The site's going to change quickly in the coming weeks as we add more functionality. Maybe we shouldn't have launched quite this early, but there is a bit of a time crunch.
Edit: IAC, if you're interested in more DVCS-like, offline/command-line functionality, I'm totally down to support that. Tell me more about how you'd expect to interact with that?
Out of curiosity, did this come out of the aaronsw Hackathon at Noisebridge this weekend?
[wish i had been able to make it there, but was unable]
We're actually partial to darcs for this particular use case (the patch model is closer to how laws are actually amended), which ironically may decrease traction on the command-line since everyone has such a hard-on for git these days. IIRC you can use darcs via git, though.
For example: It is my contention that criminalizing noncommercial DOS attempts is highly inappropriate. They are a very good analogue for protected speech in the form of traditional protest picketing, trying to temporarily drown out and deny painless access. So long as an individual is only committing their own bandwidth to a pingstorm, this seems to me like something that should be handled as a tort. Torts have Constitutionally-limited punitive damages of ~9x demonstrated damages, fractionally allocated to the participants. A hundred thousand 4channers should damn well be able to pingstorm the Westboro Baptist Church's closet server into temporary unavailability.

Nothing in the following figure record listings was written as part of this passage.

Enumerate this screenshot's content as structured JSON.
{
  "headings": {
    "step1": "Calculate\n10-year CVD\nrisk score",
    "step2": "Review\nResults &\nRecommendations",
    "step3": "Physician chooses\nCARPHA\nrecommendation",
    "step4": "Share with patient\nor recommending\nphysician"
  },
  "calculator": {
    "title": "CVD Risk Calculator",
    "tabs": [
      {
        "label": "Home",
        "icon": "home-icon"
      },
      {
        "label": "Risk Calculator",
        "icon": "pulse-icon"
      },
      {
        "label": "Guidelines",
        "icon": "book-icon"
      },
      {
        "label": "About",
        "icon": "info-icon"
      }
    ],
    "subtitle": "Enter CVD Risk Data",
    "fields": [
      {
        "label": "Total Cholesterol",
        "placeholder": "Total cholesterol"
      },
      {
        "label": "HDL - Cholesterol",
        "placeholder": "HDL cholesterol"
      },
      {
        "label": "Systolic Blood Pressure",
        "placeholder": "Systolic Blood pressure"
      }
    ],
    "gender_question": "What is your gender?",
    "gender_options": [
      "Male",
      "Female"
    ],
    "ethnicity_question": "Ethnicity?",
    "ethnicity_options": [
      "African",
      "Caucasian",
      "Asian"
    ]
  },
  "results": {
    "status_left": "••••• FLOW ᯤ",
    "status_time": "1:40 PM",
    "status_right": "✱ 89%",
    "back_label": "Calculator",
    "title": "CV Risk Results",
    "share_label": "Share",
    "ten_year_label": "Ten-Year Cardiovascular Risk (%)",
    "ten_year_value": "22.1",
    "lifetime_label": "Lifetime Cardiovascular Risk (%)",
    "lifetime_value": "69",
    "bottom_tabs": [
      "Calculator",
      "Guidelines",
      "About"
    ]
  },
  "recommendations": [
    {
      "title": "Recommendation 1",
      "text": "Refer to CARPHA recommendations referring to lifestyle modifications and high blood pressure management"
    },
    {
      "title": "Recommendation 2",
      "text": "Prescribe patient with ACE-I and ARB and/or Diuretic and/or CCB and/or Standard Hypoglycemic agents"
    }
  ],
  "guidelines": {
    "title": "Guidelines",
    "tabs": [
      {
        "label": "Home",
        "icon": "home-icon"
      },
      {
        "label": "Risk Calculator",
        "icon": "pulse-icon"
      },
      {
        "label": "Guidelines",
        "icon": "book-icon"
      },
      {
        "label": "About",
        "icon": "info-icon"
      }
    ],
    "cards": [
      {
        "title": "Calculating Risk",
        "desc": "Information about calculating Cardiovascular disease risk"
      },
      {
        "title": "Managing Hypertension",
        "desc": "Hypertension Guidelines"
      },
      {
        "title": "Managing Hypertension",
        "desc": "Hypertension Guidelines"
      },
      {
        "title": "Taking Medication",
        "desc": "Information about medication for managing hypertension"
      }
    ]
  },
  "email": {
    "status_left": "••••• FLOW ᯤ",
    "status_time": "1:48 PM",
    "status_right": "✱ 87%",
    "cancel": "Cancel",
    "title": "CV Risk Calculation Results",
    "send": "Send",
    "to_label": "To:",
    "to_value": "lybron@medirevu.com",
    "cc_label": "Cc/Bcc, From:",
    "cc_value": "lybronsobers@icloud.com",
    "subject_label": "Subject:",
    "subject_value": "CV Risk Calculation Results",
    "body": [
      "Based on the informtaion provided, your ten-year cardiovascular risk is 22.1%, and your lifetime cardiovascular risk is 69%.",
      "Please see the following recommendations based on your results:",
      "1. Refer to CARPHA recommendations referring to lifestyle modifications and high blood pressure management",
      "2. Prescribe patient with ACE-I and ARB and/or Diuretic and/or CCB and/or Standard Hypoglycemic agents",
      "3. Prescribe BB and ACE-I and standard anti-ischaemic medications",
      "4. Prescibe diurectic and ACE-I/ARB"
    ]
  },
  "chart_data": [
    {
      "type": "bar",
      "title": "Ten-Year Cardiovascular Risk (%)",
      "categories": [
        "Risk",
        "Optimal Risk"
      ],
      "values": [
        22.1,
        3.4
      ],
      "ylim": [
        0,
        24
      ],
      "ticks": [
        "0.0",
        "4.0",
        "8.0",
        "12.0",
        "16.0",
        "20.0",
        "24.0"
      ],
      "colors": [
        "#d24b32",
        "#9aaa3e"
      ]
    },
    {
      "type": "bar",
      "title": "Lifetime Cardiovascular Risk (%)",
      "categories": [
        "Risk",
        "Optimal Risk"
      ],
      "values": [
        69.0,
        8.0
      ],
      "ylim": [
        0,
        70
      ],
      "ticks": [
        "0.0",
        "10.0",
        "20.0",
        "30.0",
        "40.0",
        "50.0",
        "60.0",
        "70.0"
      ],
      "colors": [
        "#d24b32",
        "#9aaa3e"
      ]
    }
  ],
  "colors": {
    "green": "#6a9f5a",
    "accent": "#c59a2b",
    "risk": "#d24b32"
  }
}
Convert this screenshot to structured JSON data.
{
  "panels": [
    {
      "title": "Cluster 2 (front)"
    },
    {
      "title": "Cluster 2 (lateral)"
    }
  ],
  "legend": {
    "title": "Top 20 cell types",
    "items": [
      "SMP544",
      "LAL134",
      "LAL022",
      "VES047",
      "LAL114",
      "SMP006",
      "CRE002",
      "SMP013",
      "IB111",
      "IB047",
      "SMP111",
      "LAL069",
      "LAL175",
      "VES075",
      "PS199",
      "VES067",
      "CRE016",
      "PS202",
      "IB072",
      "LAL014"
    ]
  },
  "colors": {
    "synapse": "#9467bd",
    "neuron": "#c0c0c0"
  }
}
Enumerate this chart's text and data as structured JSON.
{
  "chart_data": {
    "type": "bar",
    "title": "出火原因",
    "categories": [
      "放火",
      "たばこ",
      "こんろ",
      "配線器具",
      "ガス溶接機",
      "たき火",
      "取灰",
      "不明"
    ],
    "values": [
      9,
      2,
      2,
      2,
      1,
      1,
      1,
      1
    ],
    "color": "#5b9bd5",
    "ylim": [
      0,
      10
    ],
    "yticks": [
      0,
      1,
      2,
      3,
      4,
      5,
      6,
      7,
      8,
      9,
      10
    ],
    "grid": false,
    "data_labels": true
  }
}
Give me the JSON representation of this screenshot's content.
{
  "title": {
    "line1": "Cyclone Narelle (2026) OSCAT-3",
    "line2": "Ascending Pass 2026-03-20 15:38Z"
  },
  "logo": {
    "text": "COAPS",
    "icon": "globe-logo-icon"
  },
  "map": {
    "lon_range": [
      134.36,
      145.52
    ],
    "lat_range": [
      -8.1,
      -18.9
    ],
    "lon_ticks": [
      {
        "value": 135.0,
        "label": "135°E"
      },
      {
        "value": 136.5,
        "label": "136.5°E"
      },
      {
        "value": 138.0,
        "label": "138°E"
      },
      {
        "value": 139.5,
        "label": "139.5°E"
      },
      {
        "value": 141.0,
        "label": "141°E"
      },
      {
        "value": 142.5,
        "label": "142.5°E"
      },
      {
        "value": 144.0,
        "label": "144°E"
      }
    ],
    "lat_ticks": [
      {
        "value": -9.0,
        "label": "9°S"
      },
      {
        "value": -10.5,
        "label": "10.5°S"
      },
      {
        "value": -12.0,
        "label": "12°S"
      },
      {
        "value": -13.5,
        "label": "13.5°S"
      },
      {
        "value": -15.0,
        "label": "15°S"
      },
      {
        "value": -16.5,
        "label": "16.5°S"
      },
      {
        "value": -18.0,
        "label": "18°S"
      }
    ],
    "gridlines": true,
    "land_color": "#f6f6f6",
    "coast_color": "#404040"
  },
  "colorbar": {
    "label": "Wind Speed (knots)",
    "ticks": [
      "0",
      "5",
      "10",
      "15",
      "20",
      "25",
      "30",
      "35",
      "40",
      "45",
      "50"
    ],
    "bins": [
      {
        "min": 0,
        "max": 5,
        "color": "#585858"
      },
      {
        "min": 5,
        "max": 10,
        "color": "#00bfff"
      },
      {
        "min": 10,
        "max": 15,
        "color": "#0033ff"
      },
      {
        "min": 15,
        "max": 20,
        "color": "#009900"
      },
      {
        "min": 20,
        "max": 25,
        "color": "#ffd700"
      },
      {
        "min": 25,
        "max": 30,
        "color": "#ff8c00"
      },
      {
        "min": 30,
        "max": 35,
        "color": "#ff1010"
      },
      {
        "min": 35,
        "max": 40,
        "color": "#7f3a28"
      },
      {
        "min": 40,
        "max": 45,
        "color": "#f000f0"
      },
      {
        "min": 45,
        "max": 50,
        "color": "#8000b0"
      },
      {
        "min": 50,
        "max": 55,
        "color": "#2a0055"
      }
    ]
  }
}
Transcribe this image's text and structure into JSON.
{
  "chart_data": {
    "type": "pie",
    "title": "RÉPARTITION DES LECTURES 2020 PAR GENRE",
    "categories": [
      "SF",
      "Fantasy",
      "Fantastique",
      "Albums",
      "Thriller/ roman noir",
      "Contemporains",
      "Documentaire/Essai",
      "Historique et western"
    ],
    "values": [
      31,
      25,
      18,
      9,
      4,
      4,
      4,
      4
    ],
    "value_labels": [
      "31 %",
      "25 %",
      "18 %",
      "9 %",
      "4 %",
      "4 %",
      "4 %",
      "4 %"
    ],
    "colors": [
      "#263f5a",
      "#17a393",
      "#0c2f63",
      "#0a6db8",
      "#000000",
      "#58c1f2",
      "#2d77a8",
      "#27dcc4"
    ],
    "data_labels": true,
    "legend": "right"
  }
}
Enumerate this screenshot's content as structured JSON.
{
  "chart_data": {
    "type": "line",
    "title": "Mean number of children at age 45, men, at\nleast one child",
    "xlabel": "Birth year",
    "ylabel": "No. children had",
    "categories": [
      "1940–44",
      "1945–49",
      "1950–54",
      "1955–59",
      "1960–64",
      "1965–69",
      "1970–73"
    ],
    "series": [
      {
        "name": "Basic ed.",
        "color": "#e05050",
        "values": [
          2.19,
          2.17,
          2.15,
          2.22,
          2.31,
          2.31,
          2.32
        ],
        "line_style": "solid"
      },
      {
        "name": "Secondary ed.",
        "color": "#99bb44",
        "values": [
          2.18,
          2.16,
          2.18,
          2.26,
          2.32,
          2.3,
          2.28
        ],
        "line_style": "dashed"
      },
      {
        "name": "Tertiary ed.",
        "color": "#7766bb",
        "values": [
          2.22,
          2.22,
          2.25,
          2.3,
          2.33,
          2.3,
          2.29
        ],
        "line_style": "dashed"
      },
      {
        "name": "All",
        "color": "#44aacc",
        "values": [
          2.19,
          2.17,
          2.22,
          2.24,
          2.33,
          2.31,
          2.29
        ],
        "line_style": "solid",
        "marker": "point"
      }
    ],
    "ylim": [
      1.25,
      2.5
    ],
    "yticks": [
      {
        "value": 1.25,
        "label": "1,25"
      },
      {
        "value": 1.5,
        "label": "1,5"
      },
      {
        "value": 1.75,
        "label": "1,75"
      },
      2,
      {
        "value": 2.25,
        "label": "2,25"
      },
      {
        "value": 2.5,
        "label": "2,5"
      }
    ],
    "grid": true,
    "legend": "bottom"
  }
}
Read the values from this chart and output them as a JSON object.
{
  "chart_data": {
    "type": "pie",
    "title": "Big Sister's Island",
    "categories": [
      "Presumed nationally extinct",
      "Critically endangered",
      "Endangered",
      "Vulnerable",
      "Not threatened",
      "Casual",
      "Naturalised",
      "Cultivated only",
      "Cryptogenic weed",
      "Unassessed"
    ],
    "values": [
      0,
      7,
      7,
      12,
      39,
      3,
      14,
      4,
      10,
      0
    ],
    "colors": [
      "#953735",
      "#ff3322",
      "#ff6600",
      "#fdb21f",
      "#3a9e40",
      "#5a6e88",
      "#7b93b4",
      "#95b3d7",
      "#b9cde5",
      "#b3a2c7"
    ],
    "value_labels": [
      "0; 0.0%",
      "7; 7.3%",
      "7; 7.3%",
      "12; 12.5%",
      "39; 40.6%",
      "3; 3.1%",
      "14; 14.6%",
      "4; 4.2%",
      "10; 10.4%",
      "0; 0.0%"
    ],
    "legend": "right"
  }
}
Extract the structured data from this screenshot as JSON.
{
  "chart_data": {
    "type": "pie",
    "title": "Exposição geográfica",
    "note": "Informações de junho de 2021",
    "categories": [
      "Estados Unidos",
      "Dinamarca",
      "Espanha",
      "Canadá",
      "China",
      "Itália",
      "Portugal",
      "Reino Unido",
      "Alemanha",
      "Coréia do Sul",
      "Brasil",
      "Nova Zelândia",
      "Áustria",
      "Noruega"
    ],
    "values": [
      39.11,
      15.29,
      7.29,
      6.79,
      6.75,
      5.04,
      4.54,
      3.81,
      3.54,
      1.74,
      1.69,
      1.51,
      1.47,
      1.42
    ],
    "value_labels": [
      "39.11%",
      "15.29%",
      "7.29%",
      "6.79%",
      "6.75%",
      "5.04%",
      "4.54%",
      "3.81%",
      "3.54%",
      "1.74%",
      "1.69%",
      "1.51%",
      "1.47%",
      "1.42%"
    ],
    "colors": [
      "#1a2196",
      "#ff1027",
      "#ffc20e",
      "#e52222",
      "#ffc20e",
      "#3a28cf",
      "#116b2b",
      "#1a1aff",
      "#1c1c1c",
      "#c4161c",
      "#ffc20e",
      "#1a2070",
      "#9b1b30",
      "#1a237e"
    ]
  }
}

Botnet-driven DDOS ordered by one person are very different beasts because they can have such a disproportionate impact, because they can be utilized for commercial goals, because they're operating from hijacked hardware, and because rent-a-botnet is common & thus more likely to ask for returns rather than be an expression of speech.
How would I go about making this change based upon consensus though?
Fundamentally, I want a user to be able to propose one or more changes by selecting a section of text and annotating it with a replacement. So there's a semantic difference between "comment" and "change". Furthermore, I also want to be able to easily select a changeset, then produce a draft output that integrates all changes from the changeset.
I think we can do this with co-ment's existing features and maybe a little bit of extra Django hackery, but before I go haring off into the internals, is this more like what you're thinking of?